Author: Jurgen Appelo

Our team measures our monthly revenues.

Our team measures the size of our community.

Our team measures the number of Official Partners and much more.

Metrics, also known as key performance indicators (KPIs), are an essential tool for understanding progress and achieving goals in any organization. They help to identify areas that require improvement, provide insight into the effectiveness of different strategies, and allow for informed decision-making.

Five types of metrics

Five Types of Metrics

Five types of metrics are commonly used to evaluate business performance. Each of these metrics shines a light on a different aspect of organizational performance.

  • Input metrics focus on the resources used to get some work done. For example, an input metric for a software development team could be the available team capacity or the number of bug reports received in a week.

  • Process metrics, on the other hand, measure the efficiency and effectiveness of a particular work process. Examples of process metrics could be the time it takes to complete a specific task or the size of a queue of work-in-progress items.

  • Output metrics measure the tangible results of a particular process.
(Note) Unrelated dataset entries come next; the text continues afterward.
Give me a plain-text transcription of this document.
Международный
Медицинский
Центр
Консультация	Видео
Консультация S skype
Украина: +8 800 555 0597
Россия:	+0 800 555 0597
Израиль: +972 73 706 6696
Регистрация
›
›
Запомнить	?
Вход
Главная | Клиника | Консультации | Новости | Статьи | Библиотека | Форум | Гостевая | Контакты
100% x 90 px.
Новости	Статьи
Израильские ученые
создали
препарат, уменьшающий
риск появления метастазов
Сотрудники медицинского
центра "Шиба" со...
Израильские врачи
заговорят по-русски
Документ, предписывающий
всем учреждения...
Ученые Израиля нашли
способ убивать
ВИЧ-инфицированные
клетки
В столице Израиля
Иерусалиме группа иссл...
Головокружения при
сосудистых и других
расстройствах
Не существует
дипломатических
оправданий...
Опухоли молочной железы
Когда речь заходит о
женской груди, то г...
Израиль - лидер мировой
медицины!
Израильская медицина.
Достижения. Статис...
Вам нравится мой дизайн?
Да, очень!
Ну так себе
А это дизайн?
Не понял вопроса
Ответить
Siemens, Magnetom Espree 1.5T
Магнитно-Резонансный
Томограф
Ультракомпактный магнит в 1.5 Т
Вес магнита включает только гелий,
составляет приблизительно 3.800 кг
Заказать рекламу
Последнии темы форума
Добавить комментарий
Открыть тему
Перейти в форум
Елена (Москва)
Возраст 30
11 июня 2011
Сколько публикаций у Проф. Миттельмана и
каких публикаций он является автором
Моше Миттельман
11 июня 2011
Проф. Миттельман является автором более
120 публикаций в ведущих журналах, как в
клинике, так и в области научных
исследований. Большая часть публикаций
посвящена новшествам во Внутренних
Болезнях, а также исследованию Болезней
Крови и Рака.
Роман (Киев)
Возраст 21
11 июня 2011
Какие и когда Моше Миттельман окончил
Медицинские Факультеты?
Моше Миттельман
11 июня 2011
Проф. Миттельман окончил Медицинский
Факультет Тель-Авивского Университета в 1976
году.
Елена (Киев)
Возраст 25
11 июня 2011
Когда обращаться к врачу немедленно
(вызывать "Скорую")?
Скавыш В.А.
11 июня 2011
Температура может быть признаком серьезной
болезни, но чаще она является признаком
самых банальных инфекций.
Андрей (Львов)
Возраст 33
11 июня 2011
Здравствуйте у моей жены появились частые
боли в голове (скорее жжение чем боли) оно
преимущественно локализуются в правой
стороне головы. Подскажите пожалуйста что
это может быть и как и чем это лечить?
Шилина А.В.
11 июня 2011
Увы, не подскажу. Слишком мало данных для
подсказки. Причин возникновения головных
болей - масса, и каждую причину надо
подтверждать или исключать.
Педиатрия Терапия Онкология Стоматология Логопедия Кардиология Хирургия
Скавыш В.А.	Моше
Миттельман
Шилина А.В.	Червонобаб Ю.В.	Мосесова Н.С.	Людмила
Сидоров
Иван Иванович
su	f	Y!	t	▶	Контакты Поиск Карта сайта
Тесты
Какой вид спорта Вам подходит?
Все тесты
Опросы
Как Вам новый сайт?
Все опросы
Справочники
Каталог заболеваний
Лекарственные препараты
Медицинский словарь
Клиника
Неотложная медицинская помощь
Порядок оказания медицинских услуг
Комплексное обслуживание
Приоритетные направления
For example, in a software development team, an output metric could be the number of releases per week or the total number of features the team delivered.

  • Outcome metrics are similar to output metrics, but they focus on the effects on stakeholders. For example, an outcome metric could be an increase in conversion rates or the percentage of users who started using a new feature.

  • Impact metrics measure the long-term impact of a particular process on the business. For example, an impact metric could be a change in employee motivation or an increase in revenue that can be attributed to new feature development.

Leading versus Lagging

A critical concept in metrics is the difference between leading and lagging indicators. Leading indicators are metrics that provide insight into future performance. They are predictive in nature and can be used to identify potential problems before they occur. For example, when compared to customer satisfaction, a leading indicator could be the number of customer support tickets resolved within a specific time frame.

On the other hand, lagging indicators are metrics that provide insight into past performance. They are reactive and are used to evaluate the success or failure of a particular process or strategy. For example, when compared to weekly advertising expenses, a lagging indicator could be the number of sales generated by the ad campaigns.

A metric is only leading or lagging when compared to other metrics. Velocity and throughput (output metrics) are lagging compared to queue size and batch size (process metrics). But they are leading compared to failure rates and customer satisfaction (outcome metrics).

A metric is only leading or lagging when compared to other metrics.

Both leading and lagging indicators are essential in evaluating organizational performance. Leading indicators help organizations identify potential problems before they occur while lagging indicators provide insight into the success or failure of past strategies and processes. By measuring both, you gain a complete picture of your performance.

And that’s why our team measures the number of participants in community meetups, the happiness of team members, our monthly recurring revenue, and so on.

Metrics are an essential tool for organizational performance. Input metrics, process metrics, output metrics, outcome metrics, and impact metrics all play a role in this. Sometimes, they act as leading indicators; sometimes, they are used as lagging indicators. Either way, all can provide insight into the team's future and past performance.